Bug 434830
Summary: | [firewire] disk can't be used due to buffer I/O errors | ||
---|---|---|---|
Product: | [Fedora] Fedora | Reporter: | Jarod Wilson <jarod> |
Component: | kernel | Assignee: | Jarod Wilson <jarod> |
Status: | CLOSED CURRENTRELEASE | QA Contact: | Fedora Extras Quality Assurance <extras-qa> |
Severity: | medium | Docs Contact: | |
Priority: | medium | ||
Version: | rawhide | CC: | cebbert, davej, fedora, stefan-r-rhbz |
Target Milestone: | --- | ||
Target Release: | --- | ||
Hardware: | All | ||
OS: | Linux | ||
Whiteboard: | |||
Fixed In Version: | 2.6.24.3-50.fc8 | Doc Type: | Bug Fix |
Doc Text: | Story Points: | --- | |
Clone Of: | Environment: | ||
Last Closed: | 2008-03-23 03:18:14 UTC | Type: | --- |
Regression: | --- | Mount Type: | --- |
Documentation: | --- | CRM: | |
Verified Versions: | Category: | --- | |
oVirt Team: | --- | RHEL 7.3 requirements from Atomic Host: | |
Cloudforms Team: | --- | Target Upstream Version: | |
Embargoed: | |||
Attachments: |
Description
Jarod Wilson
2008-02-25 18:31:45 UTC
Nb: these I/O buffer problems look identical to what I'm frequently seeing with a drive in a case with a Prolific PL-3507 (rev c) bridge chip... Might be interesting to know what the bridge chip is in Ed's case. Okay, so I think we've figured out the root cause of my I/O problems on the PL-3507, and I posted patches to fix 'em to the linux1394-devel list just a bit ago[*]. I've added them to rawhide, so kernel-2.6.25-0.94.rc4.fc9 and later should carry 'em. I'm guessing Ed's I/O issues will also be resolved... [*] http://sourceforge.net/mailarchive/forum.php?thread_name=200803060015.40357.jwilson%40redhat.com&forum_name=linux1394-devel Also added to F8, in kernel 2.6.24.3-23.fc8, building in koji right now. http://koji.fedoraproject.org/koji/taskinfo?taskID=508508 Ed, please give this f8 build (or a later one) or a rawhide kernel a try, I think you should be all set. Thanks -- will give it a try and report back. No luck with koji kernel 2.6.24.3-23.fc8. No step forward, and unfortunately it actually seems to be a step backward. The drive is no longer automatically detected on startup. Once I boot, I can execute "modprobe -r firewire-ohci && modprobe firewire-ohci" to force a scan for them. The drive is then detected, but it takes about 30 seconds to do so (see attached messages log snippet). Once the drive was recognized, I again tried the rsync from a remote system. It ran for about 1 minute, paused for another 30 seconds or so, then started pushing out the usual warnings to the messages log (also attached). Regarding Jarod's question on the bridge chip, do I need to crack the case open for that, or is there a s/w utility that will tell me? Please let me know if there's anything else I can try to debug this. I'm not much of a coder, but I'll do whatever I can to help source the problem. Thanks, Ed Created attachment 297562 [details]

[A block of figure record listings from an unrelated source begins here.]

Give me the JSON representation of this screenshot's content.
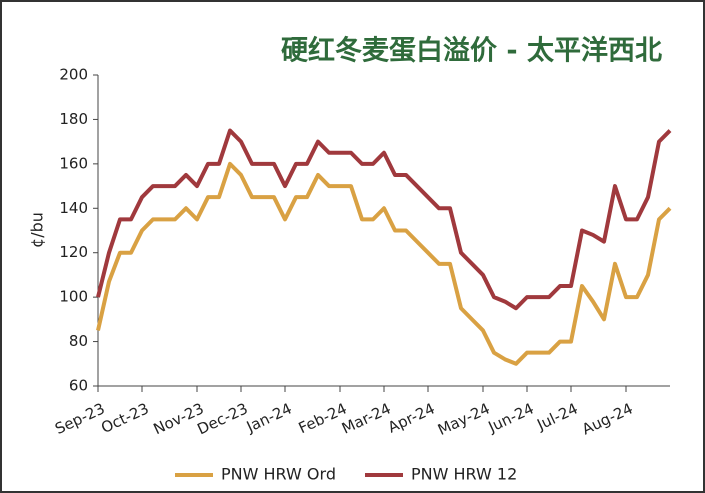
{
  "chart_data": {
    "type": "line",
    "title": "硬红冬麦蛋白溢价 - 太平洋西北",
    "y_label": "¢/bu",
    "categories": [
      "Sep-23",
      null,
      null,
      null,
      "Oct-23",
      null,
      null,
      null,
      null,
      "Nov-23",
      null,
      null,
      null,
      "Dec-23",
      null,
      null,
      null,
      "Jan-24",
      null,
      null,
      null,
      null,
      "Feb-24",
      null,
      null,
      null,
      "Mar-24",
      null,
      null,
      null,
      "Apr-24",
      null,
      null,
      null,
      null,
      "May-24",
      null,
      null,
      null,
      "Jun-24",
      null,
      null,
      null,
      "Jul-24",
      null,
      null,
      null,
      null,
      "Aug-24",
      null,
      null,
      null,
      null
    ],
    "series": [
      {
        "name": "PNW HRW Ord",
        "color": "#d9a143",
        "values": [
          85,
          107,
          120,
          120,
          130,
          135,
          135,
          135,
          140,
          135,
          145,
          145,
          160,
          155,
          145,
          145,
          145,
          135,
          145,
          145,
          155,
          150,
          150,
          150,
          135,
          135,
          140,
          130,
          130,
          125,
          120,
          115,
          115,
          95,
          90,
          85,
          75,
          72,
          70,
          75,
          75,
          75,
          80,
          80,
          105,
          98,
          90,
          115,
          100,
          100,
          110,
          135,
          140
        ]
      },
      {
        "name": "PNW HRW 12",
        "color": "#a0393d",
        "values": [
          100,
          120,
          135,
          135,
          145,
          150,
          150,
          150,
          155,
          150,
          160,
          160,
          175,
          170,
          160,
          160,
          160,
          150,
          160,
          160,
          170,
          165,
          165,
          165,
          160,
          160,
          165,
          155,
          155,
          150,
          145,
          140,
          140,
          120,
          115,
          110,
          100,
          98,
          95,
          100,
          100,
          100,
          105,
          105,
          130,
          128,
          125,
          150,
          135,
          135,
          145,
          170,
          175
        ]
      }
    ],
    "ylim": [
      60,
      200
    ],
    "yticks": [
      60,
      80,
      100,
      120,
      140,
      160,
      180,
      200
    ]
  }
}
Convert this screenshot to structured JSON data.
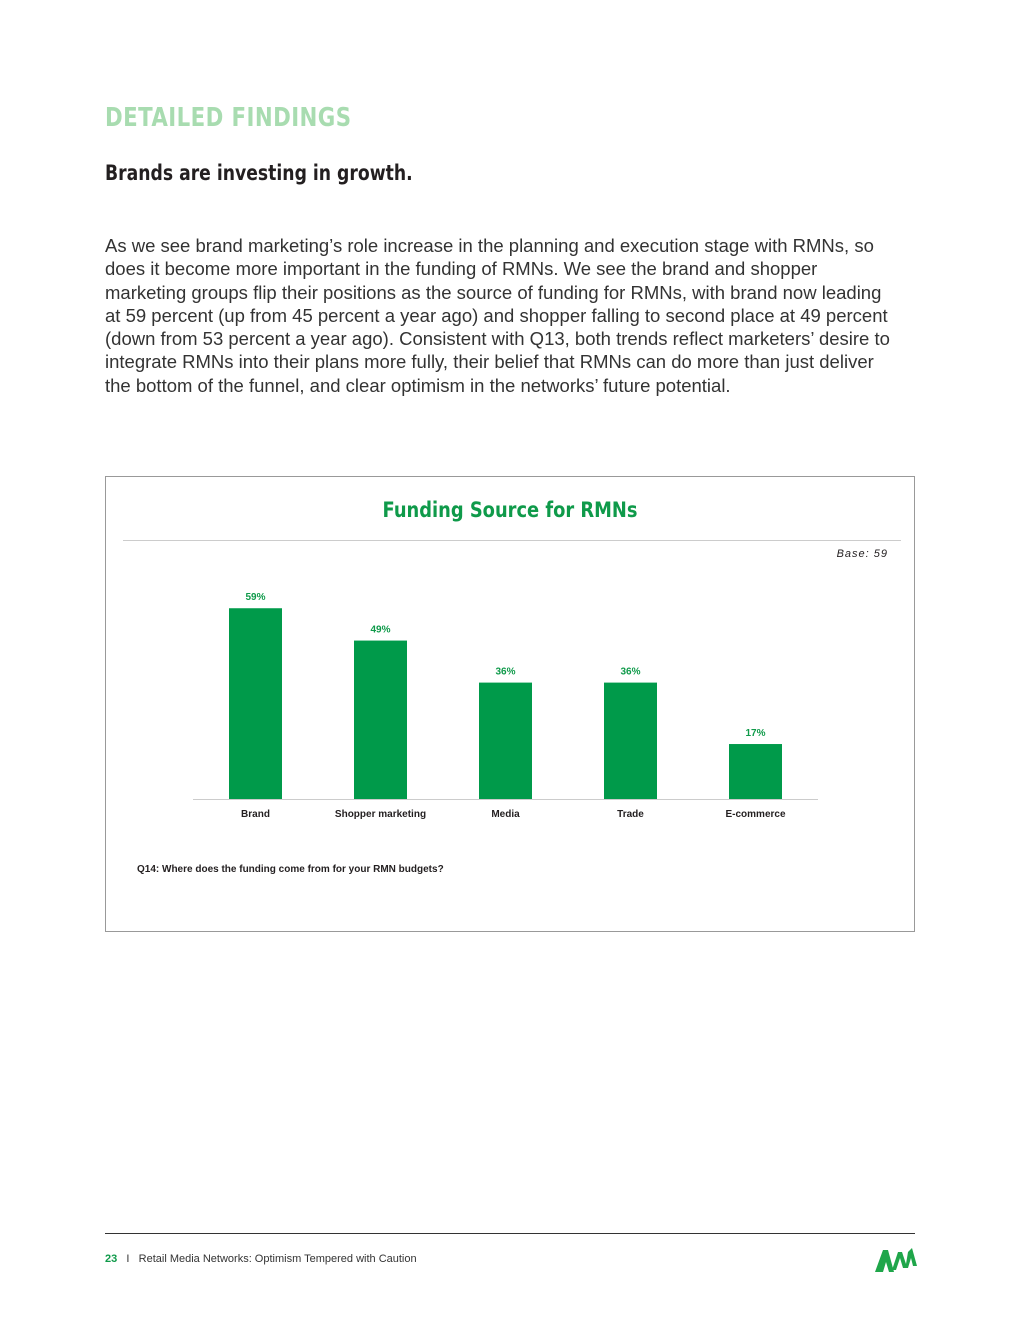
{
  "header": {
    "section": "DETAILED FINDINGS",
    "subtitle": "Brands are investing in growth."
  },
  "body": "As we see brand marketing’s role increase in the planning and execution stage with RMNs, so does it become more important in the funding of RMNs. We see the brand and shopper marketing groups flip their positions as the source of funding for RMNs, with brand now leading at 59 percent (up from 45 percent a year ago) and shopper falling to second place at 49 percent (down from 53 percent a year ago). Consistent with Q13, both trends reflect marketers’ desire to integrate RMNs into their plans more fully, their belief that RMNs can do more than just deliver the bottom of the funnel, and clear optimism in the networks’ future potential.",
  "chart_data": {
    "type": "bar",
    "title": "Funding Source for RMNs",
    "base": "Base: 59",
    "categories": [
      "Brand",
      "Shopper marketing",
      "Media",
      "Trade",
      "E-commerce"
    ],
    "values": [
      59,
      49,
      36,
      36,
      17
    ],
    "labels": [
      "59%",
      "49%",
      "36%",
      "36%",
      "17%"
    ],
    "ylim": [
      0,
      60
    ],
    "grid": false,
    "bar_color": "#009a4a",
    "note": "Q14: Where does the funding come from for your RMN budgets?"
  },
  "footer": {
    "page": "23",
    "separator": "I",
    "title": "Retail Media Networks: Optimism Tempered with Caution",
    "logo": "ANA"
  }
}
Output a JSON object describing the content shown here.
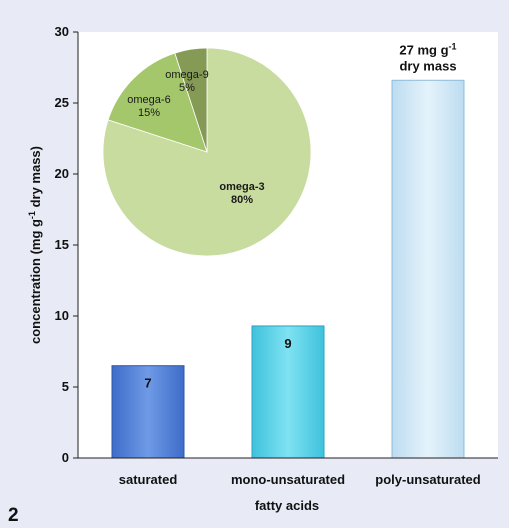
{
  "panel_label": "2",
  "chart_data": [
    {
      "type": "bar",
      "categories": [
        "saturated",
        "mono-unsaturated",
        "poly-unsaturated"
      ],
      "values": [
        6.5,
        9.3,
        26.6
      ],
      "data_labels": [
        "7",
        "9",
        "27 mg g-1\ndry mass"
      ],
      "colors": [
        "#4f7fd8",
        "#56d2e8",
        "#cfe7f6"
      ],
      "xlabel": "fatty acids",
      "ylabel": "concentration (mg g-1 dry mass)",
      "ylim": [
        0,
        30
      ],
      "yticks": [
        0,
        5,
        10,
        15,
        20,
        25,
        30
      ],
      "grid": false
    },
    {
      "type": "pie",
      "labels": [
        "omega-3",
        "omega-6",
        "omega-9"
      ],
      "values": [
        80,
        15,
        5
      ],
      "value_labels": [
        "80%",
        "15%",
        "5%"
      ],
      "colors": [
        "#c9dc9f",
        "#a3c76a",
        "#859b55"
      ]
    }
  ]
}
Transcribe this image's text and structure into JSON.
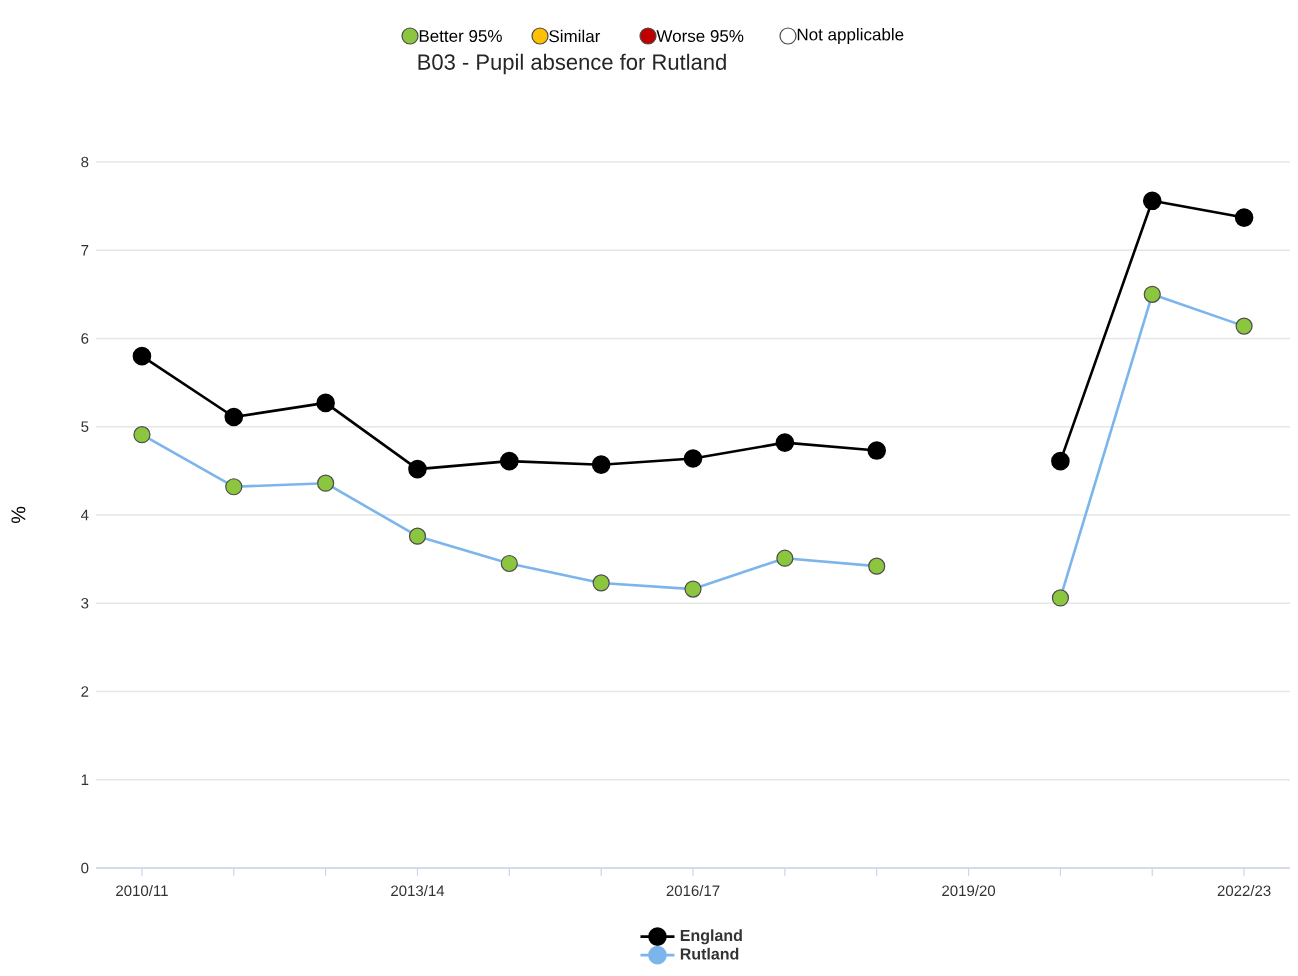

message log from mounting firewire drive
Created attachment 297563 [details]
message log showing errors
message log showing errors when drive stops responding, following by messages
when unmounting the drive
Ed, do you by chance use long cables, excessively bent cables, front panel or back panel breakout connectors, or unventilated enclosures? Could you install the old ieee1394 kernel modules from ATRPMs and see how they work with the very same hardware configuration? (Load ohci1394 and sbp2 instead of firewire-ohci and firewire-sbp2.) Jarod, the selfID complete event logging patch would be nice to have here to check whether there are unexpected bus resets going on. > Regarding Jarod's question on the bridge chip, do I need to crack the > case open for that, or is there a s/w utility that will tell me? You could attach /sys/bus/firewire/devices/fwX/config_rom here so we could hazard a guess. (Insert the correct device name for "fwX"; it has to be one for which also an fwX.Y exists to which firewire-sbp2 is bound. In your last log, this was fw1.) The config_rom is build up by firmware though and hence may lack or even provide false information about the hardware. OxSemi chips have further firmware identifiers and also hardware identifiers outside of the config_rom: http://marc.info/?l=linux1394-user&m=114485393227904 A few not too difficult ways exist to access these from userspace, but it would take some time to explain how. :-) Damn, I was hoping that build was going to fix things... Looks like a LaCie hard disk drive (vendor oui 00d04b == LaCie). I believe they typically use Oxford bridges -- at least one of the LaCie drives I have here that I just poked at is an OXFW911+ bridge. I'll work on getting the selfID logging patch added to a 2.6.24 f8 build sometime this week, but there should be a version of it available in rawhide even sooner... > Looks like a LaCie hard disk drive
Ah, I missed that. From what I read on the internet (and it can only be true
then :-), Europeans are usually rather fond of their LaCie disks while there
seem to be many Americans having complaints about LaCie disks. So it would be
nice if Ed, who I assume is American, could do some stress tests with the old
drivers from ATRPMs to check the extent of guilt of the new drivers.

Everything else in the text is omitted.